Over the last two months, Foodservice Equipment Journal has been carrying out an exclusive survey of the UK catering equipment sector to chart job satisfaction trends among industry professionals. With the results in, here is our headline summary of how you feel about salaries, training and job security post-Brexit.Two-thirds of employees working in the UK catering equipment sector claim they have received a pay rise in the past 12 months. According to the findings of the survey, 67% of professionals in the industry have seen their salary increase over the past year, while a further 16% have experienced a rise within the past two years. The remaining 17% indicated that they haven’t received a salary rise for at least three years or more.
Further analysis reveals that 66% of those who have received a salary rise in the past 12 months saw their take-home pay increase by between 1% and 5%. 10% said their salary had risen between 6% and 10%, while 24% said their salary had grown by more than 10%.The prospect of attaining better promotion and career opportunities elsewhere is the number one reason industry executives would quit their current role. Asked which factor would most encourage them to join a new company (aside from salary reasons), some 49% of respondents picked out the chance to move up the career ladder. One in five executives, meanwhile, say the opportunity to move to a company closer to where they live, or within easier commuting distance, would be their main reason for switching employers.
The potential for greater flexibility in working hours is also becoming an increasingly important factor in employment decisions. 15% of respondents identified it as the primary motivating factor that would persuade them to jump ship. A better pension package would encourage 9% of staff to move jobs ahead of the four other key factors cited in the survey.
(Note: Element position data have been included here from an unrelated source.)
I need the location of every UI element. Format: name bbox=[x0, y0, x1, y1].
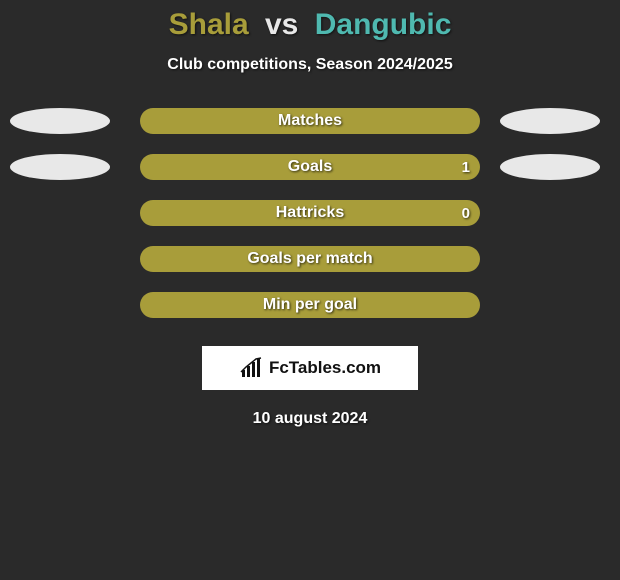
stat-label: Hattricks bbox=[276, 204, 344, 222]
footer-date: 10 august 2024 bbox=[0, 410, 620, 428]
title: Shala vs Dangubic bbox=[0, 8, 620, 42]
stat-row: Min per goal bbox=[0, 292, 620, 318]
stat-bar: Min per goal bbox=[140, 292, 480, 318]
stat-value: 0 bbox=[462, 205, 470, 222]
subtitle: Club competitions, Season 2024/2025 bbox=[0, 56, 620, 74]
brand-badge: FcTables.com bbox=[202, 346, 418, 390]
title-vs: vs bbox=[265, 8, 298, 41]
right-ellipse bbox=[500, 108, 600, 134]
left-ellipse bbox=[10, 154, 110, 180]
left-ellipse bbox=[10, 108, 110, 134]
stat-row: Goals 1 bbox=[0, 154, 620, 180]
title-player2: Dangubic bbox=[315, 8, 452, 41]
stat-bar: Goals per match bbox=[140, 246, 480, 272]
right-ellipse bbox=[500, 154, 600, 180]
brand-text: FcTables.com bbox=[269, 358, 381, 378]
stat-row: Goals per match bbox=[0, 246, 620, 272]
stat-label: Matches bbox=[278, 112, 342, 130]
chart-icon bbox=[239, 356, 263, 380]
stat-label: Goals bbox=[288, 158, 332, 176]
stat-bar: Matches bbox=[140, 108, 480, 134]
stat-bar: Hattricks 0 bbox=[140, 200, 480, 226]
stat-label: Goals per match bbox=[247, 250, 372, 268]
comparison-card: Shala vs Dangubic Club competitions, Sea… bbox=[0, 0, 620, 428]
stat-rows: Matches Goals 1 Hattricks 0 Goals per match Mi… bbox=[0, 108, 620, 318]
stat-row: Hattricks 0 bbox=[0, 200, 620, 226]
stat-value: 1 bbox=[462, 159, 470, 176]
title-player1: Shala bbox=[169, 8, 249, 41]
stat-row: Matches bbox=[0, 108, 620, 134]
stat-bar: Goals 1 bbox=[140, 154, 480, 180]
stat-label: Min per goal bbox=[263, 296, 357, 314]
Investments made by foodservice equipment companies into staff training have increased considerably in recent years, but there is still work to do, according to the survey. Industry opinion on the level of training that companies provide to staff remains heavily polarised.
An encouraging 48% of respondents insist they are “satisfied” with the current level of training they receive to carry out their role effectively. However, 26% of respondents wish they could get more training than they are currently afforded, while a further 29% claim they receive no training at all.The opportunity to attend an external course is the favoured training option for catering equipment executives. 46% of those polled think that attending a course off-site is the most effective way to improve their skills. On-the-job training from a colleague also ranked highly, with 38% of workers citing this as their preferred method.
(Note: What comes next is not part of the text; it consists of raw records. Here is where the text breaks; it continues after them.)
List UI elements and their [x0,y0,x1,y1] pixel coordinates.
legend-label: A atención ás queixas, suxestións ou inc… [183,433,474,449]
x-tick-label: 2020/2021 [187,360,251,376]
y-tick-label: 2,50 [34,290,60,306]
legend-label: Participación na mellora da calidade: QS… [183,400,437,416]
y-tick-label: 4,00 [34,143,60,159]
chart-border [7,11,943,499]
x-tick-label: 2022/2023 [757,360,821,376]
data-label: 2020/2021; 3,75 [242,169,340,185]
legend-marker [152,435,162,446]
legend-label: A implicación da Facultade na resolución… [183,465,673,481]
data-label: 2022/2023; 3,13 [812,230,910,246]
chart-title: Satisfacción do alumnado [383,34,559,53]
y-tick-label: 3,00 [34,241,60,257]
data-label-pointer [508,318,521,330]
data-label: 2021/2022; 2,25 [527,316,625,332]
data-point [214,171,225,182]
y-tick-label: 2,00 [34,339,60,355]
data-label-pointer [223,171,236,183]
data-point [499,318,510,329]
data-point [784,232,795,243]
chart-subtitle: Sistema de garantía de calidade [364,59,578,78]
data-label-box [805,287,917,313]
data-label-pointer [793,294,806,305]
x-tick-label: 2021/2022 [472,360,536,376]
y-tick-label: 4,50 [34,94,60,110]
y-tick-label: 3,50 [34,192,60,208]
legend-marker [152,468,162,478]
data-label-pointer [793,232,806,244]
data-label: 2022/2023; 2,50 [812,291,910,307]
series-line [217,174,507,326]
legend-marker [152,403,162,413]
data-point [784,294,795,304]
Online training has become a quick and cost-effective way of learning, but it only struck a chord with 9% of respondents, possibly because the nature of typical catering equipment job functions, such as sales and operations, commands more tailored tuition. Half of catering equipment executives admit to feeling uncertain about the impact that Britain’s impending exit from the European Union will have on their earnings power. Asked what effect they expect Brexit to have on their salary prospects in 2017, some 50% of UK catering equipment professionals said they had no real feeling for whether it will enhance or lessen their chances of a pay rise.
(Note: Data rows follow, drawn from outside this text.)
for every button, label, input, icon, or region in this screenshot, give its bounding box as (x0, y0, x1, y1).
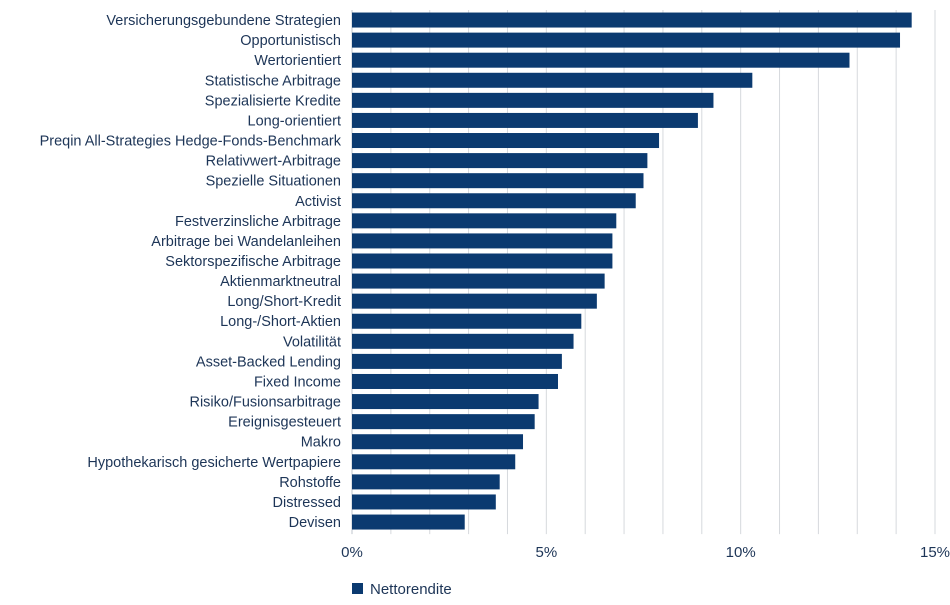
bar (352, 514, 465, 530)
bar (352, 373, 558, 389)
category-label: Relativwert-Arbitrage (206, 154, 341, 170)
bar (352, 213, 617, 229)
category-label: Long/Short-Kredit (227, 294, 341, 310)
bar (352, 153, 648, 169)
category-label: Spezialisierte Kredite (205, 93, 341, 109)
category-label: Hypothekarisch gesicherte Wertpapiere (87, 455, 341, 471)
x-tick-label: 15% (920, 544, 950, 561)
bars (352, 12, 912, 530)
x-tick-label: 5% (535, 544, 557, 561)
bar (352, 12, 912, 28)
bar (352, 133, 660, 149)
category-label: Volatilität (283, 334, 341, 350)
category-label: Statistische Arbitrage (205, 73, 341, 89)
category-label: Spezielle Situationen (206, 174, 341, 190)
bar (352, 193, 636, 209)
category-label: Makro (301, 435, 341, 451)
category-label: Asset-Backed Lending (196, 354, 341, 370)
bar (352, 72, 753, 88)
category-label: Aktienmarktneutral (220, 274, 341, 290)
category-label: Risiko/Fusionsarbitrage (189, 395, 341, 411)
category-label: Wertorientiert (254, 53, 341, 69)
x-tick-label: 10% (726, 544, 756, 561)
bar (352, 313, 582, 329)
bar (352, 32, 901, 48)
bar (352, 52, 850, 68)
bar (352, 92, 714, 108)
legend-label: Nettorendite (370, 581, 452, 598)
category-label: Activist (295, 194, 341, 210)
category-label: Opportunistisch (240, 33, 341, 49)
bar (352, 434, 524, 450)
category-label: Versicherungsgebundene Strategien (106, 13, 341, 29)
bar (352, 273, 605, 289)
legend: Nettorendite (352, 581, 452, 598)
bar (352, 112, 698, 128)
category-label: Long-/Short-Aktien (220, 314, 341, 330)
category-label: Arbitrage bei Wandelanleihen (151, 234, 341, 250)
bar (352, 253, 613, 269)
legend-swatch (352, 583, 363, 594)
category-label: Fixed Income (254, 374, 341, 390)
category-label: Festverzinsliche Arbitrage (175, 214, 341, 230)
bar (352, 414, 535, 430)
category-label: Devisen (289, 515, 341, 531)
bar (352, 494, 496, 510)
bar (352, 394, 539, 410)
bar (352, 233, 613, 249)
bar (352, 173, 644, 189)
bar (352, 333, 574, 349)
category-label: Preqin All-Strategies Hedge-Fonds-Benchm… (40, 134, 342, 150)
x-axis-ticks: 0% 5% 10% 15% (341, 544, 950, 561)
bar (352, 454, 516, 470)
category-label: Sektorspezifische Arbitrage (165, 254, 341, 270)
bar (352, 474, 500, 490)
bar (352, 353, 562, 369)
x-tick-label: 0% (341, 544, 363, 561)
bar (352, 293, 597, 309)
category-labels: Versicherungsgebundene Strategien Opportu… (40, 13, 342, 531)
category-label: Distressed (273, 495, 342, 511)
category-label: Rohstoffe (279, 475, 341, 491)
category-label: Long-orientiert (248, 113, 342, 129)
category-label: Ereignisgesteuert (228, 415, 341, 431)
The research does suggest, however, that more people think it’s likely that Brexit will have negative, rather than positive, repercussions for wages. 41% of respondents said they think Brexit will dent the chances of their salaries increasing, while just 9% said it would improve their chances of a salary rise. The ripple effect of Britain’s decision to leave the European Union has certainly been felt in the catering equipment industry, so it’s no surprise if uncertainty has filtered through to the job market. Just 9% of catering equipment executives say that exiting the EU has made them feel more secure about their jobs.
In contrast, more than a third (34%) are concerned that their job is less secure following the referendum. The overwhelming majority continue to sit on the fence, however, expressing no feeling either way as to what it might mean for job security in the longer term.